4th December 2015 - Is there an optimum age group for particular maths skills to be learnt?
This really interesting question came into the Catch Up® office and set us all thinking. We quickly realised we didn’t have enough information to provide an answer so we turned to our maths guru, Dr Ann Dowker, (whose research Catch Up® Numeracy is based on) and she told us:
- Some abilities do have a sensitive period when learning must take place. We’ve all read about ‘feral’ children who experienced exceptional early deprivation and, once released, go on to have problems with language/grammar for the rest of their lives.
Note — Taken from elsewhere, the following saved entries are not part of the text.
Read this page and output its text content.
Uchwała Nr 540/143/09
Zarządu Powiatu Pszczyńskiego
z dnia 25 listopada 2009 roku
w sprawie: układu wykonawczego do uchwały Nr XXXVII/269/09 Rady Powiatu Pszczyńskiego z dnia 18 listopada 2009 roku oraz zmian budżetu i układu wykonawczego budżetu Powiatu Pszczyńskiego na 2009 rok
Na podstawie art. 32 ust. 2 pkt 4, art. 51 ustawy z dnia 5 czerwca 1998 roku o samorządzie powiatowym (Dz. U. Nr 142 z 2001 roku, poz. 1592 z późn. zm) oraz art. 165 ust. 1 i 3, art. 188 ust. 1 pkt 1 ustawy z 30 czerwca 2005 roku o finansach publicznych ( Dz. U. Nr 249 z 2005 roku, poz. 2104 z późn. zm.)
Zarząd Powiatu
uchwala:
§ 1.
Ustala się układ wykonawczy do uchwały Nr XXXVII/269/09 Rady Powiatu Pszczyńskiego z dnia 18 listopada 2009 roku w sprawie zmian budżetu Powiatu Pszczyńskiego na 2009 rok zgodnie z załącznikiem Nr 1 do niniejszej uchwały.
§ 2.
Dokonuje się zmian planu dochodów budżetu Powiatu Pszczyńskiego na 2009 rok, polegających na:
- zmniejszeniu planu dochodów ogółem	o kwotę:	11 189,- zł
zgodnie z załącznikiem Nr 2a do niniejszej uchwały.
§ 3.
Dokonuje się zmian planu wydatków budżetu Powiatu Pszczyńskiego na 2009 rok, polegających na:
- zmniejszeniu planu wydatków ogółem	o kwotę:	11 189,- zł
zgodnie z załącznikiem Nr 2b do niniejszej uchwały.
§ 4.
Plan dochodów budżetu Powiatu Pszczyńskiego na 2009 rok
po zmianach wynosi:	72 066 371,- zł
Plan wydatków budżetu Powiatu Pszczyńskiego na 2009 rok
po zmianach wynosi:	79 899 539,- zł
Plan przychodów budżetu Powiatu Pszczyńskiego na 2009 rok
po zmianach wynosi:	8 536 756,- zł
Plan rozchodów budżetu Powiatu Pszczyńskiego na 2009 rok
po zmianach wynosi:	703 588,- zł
- A less extreme example is the difficulty Japanese have in distinguishing between the /r/ and /l/ sounds in English. The Japanese do not have quite those same sounds in their language so, when they are learning English, it’s really difficult for them to distinguish between the pronunciation of ‘right’ and ‘light’. But the interesting thing is, 4-month-old Japanese infants can make the discrimination between /r/ and /l/ as reliably as 4-month-olds raised in English-speaking households! Ah … but you are wondering how they tested the language skills of 4-month olds? Well, they monitored increased suckling frequency or head turning when exposed to a new sound. But by 6 months of age, Japanese infants could no longer distinguish between /r/ and /l/ (presumably because they had been surrounded by language which did not make that distinction).
- Think also how quickly some children in our schools acquire spoken English even if it is their 3rd or even 4th language. Many adults paying for evening classes in a foreign language would love to have the facility for spoken language acquisition that these children display.
- So, the point is, some skills do seem to have a critical learning window. But the idea of an optimum age for learning something doesn't generally apply to those skills that depend on teaching. People can learn to read, do formal maths, etc. at any age.
- Interestingly, international comparisons show that, while there are lots of differences in maths performance between different countries, one thing that doesn't make a difference is age of starting school: children who start school at 7 do just as well as those who start at 4. Finland, for example, is one of the highest achieving countries but doesn't start formal instruction until 7.
- What’s the relevance of all of this to Catch Up? Well, when we did the research which underpins Catch Up Numeracy, we did look at whether children who started the intervention at a younger age improved more than those who started at an older age. We found that they did not. However, we are all aware of the other factors that come into play when a child experiences an extended period of lack of success in a curriculum area – low self-esteem; lack of confidence; reluctance to persevere. Also, children who have difficulties with number may struggle in subjects like science, where a knowledge of number can be important.
So, in summary, it is probably best for intervention to start early to prevent children from falling behind and to reduce the chances of their developing maths anxiety; but there do not appear to be any 'windows of learning'.